Siempre hemos escuchado que el bien no existiría sin el mal. No obstante, a mi parecer, la frase puede leerse más específicamente: el bien, para hacer frente al mal, necesita de la conciencia de la existencia de este último. “El mal no se puede ocultar: el mal hay que sacarlo a la luz”. Estas fueron las palabras del papa Francisco en la misa que cerraba su viaje apostólico a Bélgica el pasado septiembre. El término “maldad” parece estar estrechamente vinculado a la fe, como el pecado y la virtud, o el orden y el caos, pero también tiene una carga política inmensa, sobre todo, para la construcción de la conciencia sobre nosotros mismos y nuestro entorno. Fotografías como la de Ajjour o como la de Alan, el niño sirio que yacía muerto en las playas de Turquía zanjan el debate sobre la importancia de ver ese tipo de imágenes y permiten tomar conciencia política del concepto de “maldad” como semilla original de la respuesta social del bien.

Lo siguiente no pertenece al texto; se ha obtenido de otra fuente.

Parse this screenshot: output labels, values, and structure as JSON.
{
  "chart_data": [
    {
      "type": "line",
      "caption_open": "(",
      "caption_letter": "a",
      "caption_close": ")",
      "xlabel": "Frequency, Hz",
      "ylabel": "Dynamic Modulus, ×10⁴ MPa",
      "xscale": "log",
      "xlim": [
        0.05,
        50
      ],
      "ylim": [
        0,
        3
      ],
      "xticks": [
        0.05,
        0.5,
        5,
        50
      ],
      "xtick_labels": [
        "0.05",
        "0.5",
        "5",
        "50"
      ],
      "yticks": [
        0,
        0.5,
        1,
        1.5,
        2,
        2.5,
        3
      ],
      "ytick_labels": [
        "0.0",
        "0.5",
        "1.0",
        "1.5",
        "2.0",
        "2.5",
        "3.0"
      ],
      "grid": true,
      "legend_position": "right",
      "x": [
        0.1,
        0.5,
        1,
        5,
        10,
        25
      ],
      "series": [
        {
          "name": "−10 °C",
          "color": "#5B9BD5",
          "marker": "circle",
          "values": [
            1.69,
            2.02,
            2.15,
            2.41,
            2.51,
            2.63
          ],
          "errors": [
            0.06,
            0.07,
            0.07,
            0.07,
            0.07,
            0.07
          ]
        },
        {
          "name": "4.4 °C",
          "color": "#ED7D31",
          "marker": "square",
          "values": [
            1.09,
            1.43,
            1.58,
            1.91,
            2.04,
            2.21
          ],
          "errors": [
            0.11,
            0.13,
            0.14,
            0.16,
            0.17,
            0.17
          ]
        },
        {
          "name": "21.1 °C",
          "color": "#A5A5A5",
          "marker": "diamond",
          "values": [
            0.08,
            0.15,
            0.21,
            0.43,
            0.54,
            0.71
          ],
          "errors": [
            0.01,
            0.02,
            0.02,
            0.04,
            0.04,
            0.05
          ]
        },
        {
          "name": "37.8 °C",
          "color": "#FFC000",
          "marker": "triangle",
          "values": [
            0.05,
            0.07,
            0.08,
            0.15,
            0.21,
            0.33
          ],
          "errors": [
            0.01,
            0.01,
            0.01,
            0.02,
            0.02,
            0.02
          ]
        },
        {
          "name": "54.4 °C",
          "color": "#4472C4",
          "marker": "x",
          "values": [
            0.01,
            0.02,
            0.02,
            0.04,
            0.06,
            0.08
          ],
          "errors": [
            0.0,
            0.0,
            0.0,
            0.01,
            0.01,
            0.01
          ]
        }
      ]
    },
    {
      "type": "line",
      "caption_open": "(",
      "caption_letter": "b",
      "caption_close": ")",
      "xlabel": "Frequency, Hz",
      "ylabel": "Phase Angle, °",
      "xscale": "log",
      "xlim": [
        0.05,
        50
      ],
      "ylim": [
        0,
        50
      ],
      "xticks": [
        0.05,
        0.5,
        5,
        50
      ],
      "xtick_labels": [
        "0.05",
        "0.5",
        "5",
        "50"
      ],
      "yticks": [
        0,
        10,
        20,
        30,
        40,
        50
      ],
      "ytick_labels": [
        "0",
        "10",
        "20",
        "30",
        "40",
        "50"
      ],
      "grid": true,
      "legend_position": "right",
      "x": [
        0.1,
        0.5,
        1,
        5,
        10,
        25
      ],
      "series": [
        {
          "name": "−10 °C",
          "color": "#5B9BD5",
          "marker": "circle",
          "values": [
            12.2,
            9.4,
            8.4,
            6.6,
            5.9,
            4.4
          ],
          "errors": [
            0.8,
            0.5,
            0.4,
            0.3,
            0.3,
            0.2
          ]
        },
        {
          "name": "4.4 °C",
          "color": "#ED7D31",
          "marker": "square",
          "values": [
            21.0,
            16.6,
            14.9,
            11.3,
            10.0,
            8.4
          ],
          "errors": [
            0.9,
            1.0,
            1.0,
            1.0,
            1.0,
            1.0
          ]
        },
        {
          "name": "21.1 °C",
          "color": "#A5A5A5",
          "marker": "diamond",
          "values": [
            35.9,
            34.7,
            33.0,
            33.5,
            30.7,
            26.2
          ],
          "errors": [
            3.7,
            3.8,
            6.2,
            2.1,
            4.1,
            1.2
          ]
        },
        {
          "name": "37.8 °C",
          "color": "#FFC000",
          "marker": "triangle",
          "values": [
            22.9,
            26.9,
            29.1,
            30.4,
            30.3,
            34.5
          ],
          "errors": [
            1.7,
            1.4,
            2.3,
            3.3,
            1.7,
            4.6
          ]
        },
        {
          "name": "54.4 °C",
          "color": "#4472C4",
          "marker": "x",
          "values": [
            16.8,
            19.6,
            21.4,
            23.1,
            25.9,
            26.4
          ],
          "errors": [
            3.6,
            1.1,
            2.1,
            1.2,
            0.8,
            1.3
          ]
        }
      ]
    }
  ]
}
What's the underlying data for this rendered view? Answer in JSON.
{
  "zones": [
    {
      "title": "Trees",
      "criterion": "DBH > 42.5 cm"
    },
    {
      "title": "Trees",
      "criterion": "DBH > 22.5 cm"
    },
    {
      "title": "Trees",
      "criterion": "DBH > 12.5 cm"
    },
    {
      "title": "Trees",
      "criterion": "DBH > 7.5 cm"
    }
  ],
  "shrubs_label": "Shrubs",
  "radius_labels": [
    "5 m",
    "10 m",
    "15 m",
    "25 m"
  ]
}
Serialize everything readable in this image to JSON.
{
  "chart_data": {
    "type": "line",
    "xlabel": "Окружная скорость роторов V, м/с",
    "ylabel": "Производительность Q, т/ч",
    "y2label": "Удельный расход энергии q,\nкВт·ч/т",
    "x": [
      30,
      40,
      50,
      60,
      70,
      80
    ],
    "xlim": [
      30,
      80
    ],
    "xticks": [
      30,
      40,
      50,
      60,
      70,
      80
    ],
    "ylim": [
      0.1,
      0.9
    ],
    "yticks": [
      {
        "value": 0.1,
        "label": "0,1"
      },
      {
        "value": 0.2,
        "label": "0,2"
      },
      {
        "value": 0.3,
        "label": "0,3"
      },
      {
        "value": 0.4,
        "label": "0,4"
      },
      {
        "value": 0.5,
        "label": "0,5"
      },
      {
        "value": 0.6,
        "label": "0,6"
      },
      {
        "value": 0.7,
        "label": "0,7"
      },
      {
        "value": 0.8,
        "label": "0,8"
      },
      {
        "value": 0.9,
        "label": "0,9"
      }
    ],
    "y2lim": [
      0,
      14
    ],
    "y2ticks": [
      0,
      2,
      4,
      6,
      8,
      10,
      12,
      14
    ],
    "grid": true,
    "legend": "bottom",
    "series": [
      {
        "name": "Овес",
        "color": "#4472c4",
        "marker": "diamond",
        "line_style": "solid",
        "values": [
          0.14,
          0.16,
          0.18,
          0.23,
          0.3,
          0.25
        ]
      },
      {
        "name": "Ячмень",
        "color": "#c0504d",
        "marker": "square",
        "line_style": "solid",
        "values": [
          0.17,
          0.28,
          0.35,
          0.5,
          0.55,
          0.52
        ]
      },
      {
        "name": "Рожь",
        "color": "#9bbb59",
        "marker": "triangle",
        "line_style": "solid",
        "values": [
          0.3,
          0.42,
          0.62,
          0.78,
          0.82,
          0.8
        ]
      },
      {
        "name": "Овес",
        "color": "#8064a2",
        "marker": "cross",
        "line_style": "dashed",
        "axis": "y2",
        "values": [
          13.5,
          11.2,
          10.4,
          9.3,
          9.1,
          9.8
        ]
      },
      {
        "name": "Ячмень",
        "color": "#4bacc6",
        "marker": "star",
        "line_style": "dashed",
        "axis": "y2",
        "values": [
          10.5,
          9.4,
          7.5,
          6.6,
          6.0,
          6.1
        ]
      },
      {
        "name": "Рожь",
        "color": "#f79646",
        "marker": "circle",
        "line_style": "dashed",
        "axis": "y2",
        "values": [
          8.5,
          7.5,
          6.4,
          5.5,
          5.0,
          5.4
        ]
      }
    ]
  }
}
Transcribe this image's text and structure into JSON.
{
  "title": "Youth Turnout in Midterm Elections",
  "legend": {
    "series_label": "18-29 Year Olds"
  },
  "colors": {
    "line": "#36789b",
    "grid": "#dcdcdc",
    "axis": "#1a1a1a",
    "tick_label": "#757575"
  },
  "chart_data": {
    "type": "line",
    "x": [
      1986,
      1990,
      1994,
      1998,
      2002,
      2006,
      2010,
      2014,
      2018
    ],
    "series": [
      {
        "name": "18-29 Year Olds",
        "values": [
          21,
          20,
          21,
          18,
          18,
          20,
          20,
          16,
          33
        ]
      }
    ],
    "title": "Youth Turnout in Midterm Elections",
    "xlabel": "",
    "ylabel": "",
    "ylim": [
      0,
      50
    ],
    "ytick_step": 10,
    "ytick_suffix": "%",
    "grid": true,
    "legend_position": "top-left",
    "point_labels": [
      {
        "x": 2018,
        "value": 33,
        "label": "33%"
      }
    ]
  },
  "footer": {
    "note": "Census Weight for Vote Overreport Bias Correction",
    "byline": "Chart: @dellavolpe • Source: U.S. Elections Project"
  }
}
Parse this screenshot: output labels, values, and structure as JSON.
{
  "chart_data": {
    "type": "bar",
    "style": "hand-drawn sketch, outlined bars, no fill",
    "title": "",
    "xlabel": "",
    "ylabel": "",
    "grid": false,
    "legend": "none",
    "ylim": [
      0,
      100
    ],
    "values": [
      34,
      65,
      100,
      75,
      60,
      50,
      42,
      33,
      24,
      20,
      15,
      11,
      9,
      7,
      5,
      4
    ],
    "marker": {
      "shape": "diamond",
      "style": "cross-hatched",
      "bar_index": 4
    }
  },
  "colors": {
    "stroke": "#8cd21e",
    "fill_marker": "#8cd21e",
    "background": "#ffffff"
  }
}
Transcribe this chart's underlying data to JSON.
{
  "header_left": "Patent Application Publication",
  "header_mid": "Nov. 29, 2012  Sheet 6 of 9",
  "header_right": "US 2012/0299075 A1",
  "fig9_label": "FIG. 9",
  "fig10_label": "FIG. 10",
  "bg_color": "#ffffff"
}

Exponernos a esta realidad, la que no es artificial, la que tiene sus luces y sus sombras, puede hacernos correr el riesgo de volvernos impasibles al dolor. Y a pesar de que hacerlo con fotografías es mucho más difícil, no es tampoco innegable que ser partícipes del sufrimiento en el mundo acarrea una carga emocional y psicológica que puede dejarnos secuelas de por vida. Jamás será una obligación moral sentarse frente a todas estas imágenes, sin apartar la vista, y seguir el tratamiento de Ludovico, como Alex DeLarge en La Naranja Mecánica (1971), de Stanley Kubrick, pero no podemos dejar que la felicidad ilusoria se imponga al deber ético y humano de contemplar con nuestros ojos lo bueno y lo malo que hay en el mundo. La venda que nos tapa la vista y no nos deja ver nos crea la sensación de un falso bienestar, pero esconde al mismo tiempo el remordimiento de que existe una injusticia de la que somos cómplices. Nosotros podemos deshacer ese nudo, romper con la deshumanización de nuestro sistema y dejarse arrastrar por la voz común y unida de una sociedad que lucha por el bien.